Brewer is a diabetic and says she lost 9 bottles of insulin along with a freezer full of food. Still, she tries to stay positive.
“I just take one day at a time there’s no sense in getting all frustrated everything will happen when it happens," she said.
"I’m not saying I’m a Ms. Sunshine. I’m fighting emotions in the inside but there’s no sense in being hateful.”
While much of the state’s electricity has been restored, there are still several pockets that remain in the dark. Up a narrow road just outside of Ansted in Fayette County, folks are still waiting to get their electricity back.
Generators roar outside many of the modest homes. Inside I find more than heat, but people clinching hope.
"I just deal with it," a widow tells me.
"It’s been really hard," another lady explains, "especially in a mobile home. It’s super super hot."
“Keep on hanging in there it’ll get better."
AEP’s hotline says this neighborhood should have power by midnight Tuesday.

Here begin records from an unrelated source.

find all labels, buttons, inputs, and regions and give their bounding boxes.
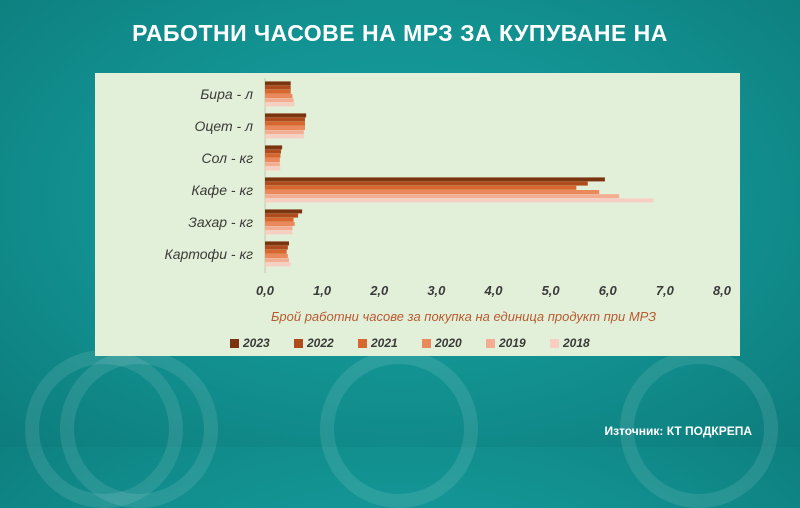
bar-2020 bbox=[265, 254, 288, 258]
bar-2023 bbox=[265, 145, 283, 150]
bar-2020 bbox=[265, 94, 293, 98]
x-tick-label: 0,0 bbox=[256, 283, 275, 298]
page-title: РАБОТНИ ЧАСОВЕ НА МРЗ ЗА КУПУВАНЕ НА bbox=[132, 20, 668, 46]
legend-label-2023: 2023 bbox=[242, 336, 270, 350]
bar-2023 bbox=[265, 241, 289, 246]
bar-2022 bbox=[265, 85, 291, 90]
bar-2020 bbox=[265, 222, 295, 226]
legend-swatch-2023 bbox=[230, 339, 239, 348]
legend-swatch-2018 bbox=[550, 339, 559, 348]
bar-2022 bbox=[265, 117, 305, 122]
legend-label-2021: 2021 bbox=[370, 336, 398, 350]
bar-2020 bbox=[265, 158, 280, 162]
legend-swatch-2021 bbox=[358, 339, 367, 348]
bar-chart: Бира - л Оцет - л Сол - кг Кафе - кг Захар -… bbox=[164, 78, 732, 350]
bar-2021 bbox=[265, 249, 287, 254]
bar-2020 bbox=[265, 190, 600, 194]
category-label: Картофи - кг bbox=[164, 246, 253, 262]
bar-2021 bbox=[265, 185, 577, 190]
bar-2018 bbox=[265, 262, 291, 267]
bar-2021 bbox=[265, 217, 294, 222]
x-tick-label: 8,0 bbox=[713, 283, 732, 298]
legend-label-2018: 2018 bbox=[562, 336, 590, 350]
source-note: Източник: КТ ПОДКРЕПА bbox=[604, 424, 752, 438]
x-tick-label: 5,0 bbox=[542, 283, 561, 298]
bar-2023 bbox=[265, 81, 291, 86]
x-axis-title: Брой работни часове за покупка на единиц… bbox=[271, 309, 656, 324]
bar-2023 bbox=[265, 113, 307, 118]
chart-panel: Бира - л Оцет - л Сол - кг Кафе - кг Захар -… bbox=[95, 73, 740, 356]
x-tick-label: 7,0 bbox=[656, 283, 675, 298]
category-label: Сол - кг bbox=[202, 150, 254, 166]
legend-label-2020: 2020 bbox=[434, 336, 462, 350]
bar-2019 bbox=[265, 258, 289, 263]
x-tick-label: 3,0 bbox=[427, 283, 446, 298]
bar-2022 bbox=[265, 149, 281, 154]
bar-2020 bbox=[265, 126, 305, 130]
category-label: Захар - кг bbox=[188, 214, 253, 230]
legend-swatch-2022 bbox=[294, 339, 303, 348]
legend-swatch-2020 bbox=[422, 339, 431, 348]
legend-label-2022: 2022 bbox=[306, 336, 334, 350]
bar-2019 bbox=[265, 194, 620, 199]
bar-2019 bbox=[265, 98, 294, 103]
bar-2019 bbox=[265, 130, 304, 135]
x-tick-label: 6,0 bbox=[599, 283, 618, 298]
bar-2022 bbox=[265, 181, 588, 186]
category-label: Бира - л bbox=[200, 86, 253, 102]
bar-2018 bbox=[265, 198, 654, 203]
bar-2019 bbox=[265, 226, 293, 231]
bar-2021 bbox=[265, 153, 281, 158]
legend-label-2019: 2019 bbox=[498, 336, 526, 350]
watermark-ring-2 bbox=[60, 350, 218, 508]
bar-2018 bbox=[265, 166, 281, 171]
bar-2019 bbox=[265, 162, 280, 167]
bar-2022 bbox=[265, 245, 288, 250]
bar-2022 bbox=[265, 213, 299, 218]
bar-2023 bbox=[265, 177, 605, 182]
x-tick-label: 4,0 bbox=[483, 283, 503, 298]
category-label: Кафе - кг bbox=[191, 182, 253, 198]
bar-2018 bbox=[265, 230, 293, 235]
category-label: Оцет - л bbox=[194, 118, 253, 134]
x-tick-label: 2,0 bbox=[369, 283, 389, 298]
watermark-ring-3 bbox=[320, 350, 478, 508]
bar-2018 bbox=[265, 134, 304, 139]
bar-2018 bbox=[265, 102, 295, 107]
bar-2021 bbox=[265, 89, 291, 94]
bar-2021 bbox=[265, 121, 305, 126]
legend-swatch-2019 bbox=[486, 339, 495, 348]
bar-2023 bbox=[265, 209, 303, 214]
x-tick-label: 1,0 bbox=[313, 283, 332, 298]
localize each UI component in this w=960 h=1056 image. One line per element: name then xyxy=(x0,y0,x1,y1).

Still those in Pt. Pleasant, and Ripley will most likely have to wait until tomorrow. Even with power, Campbell says points out there's more work to do.
"The emergency is not over," she said.
“People lost all of their food and for the most part if they’ve had generators they’re sinking a lot of money into gas to keep those generators running."
"So what we're seeing now is yes people have power but there’s still such a need to feed people."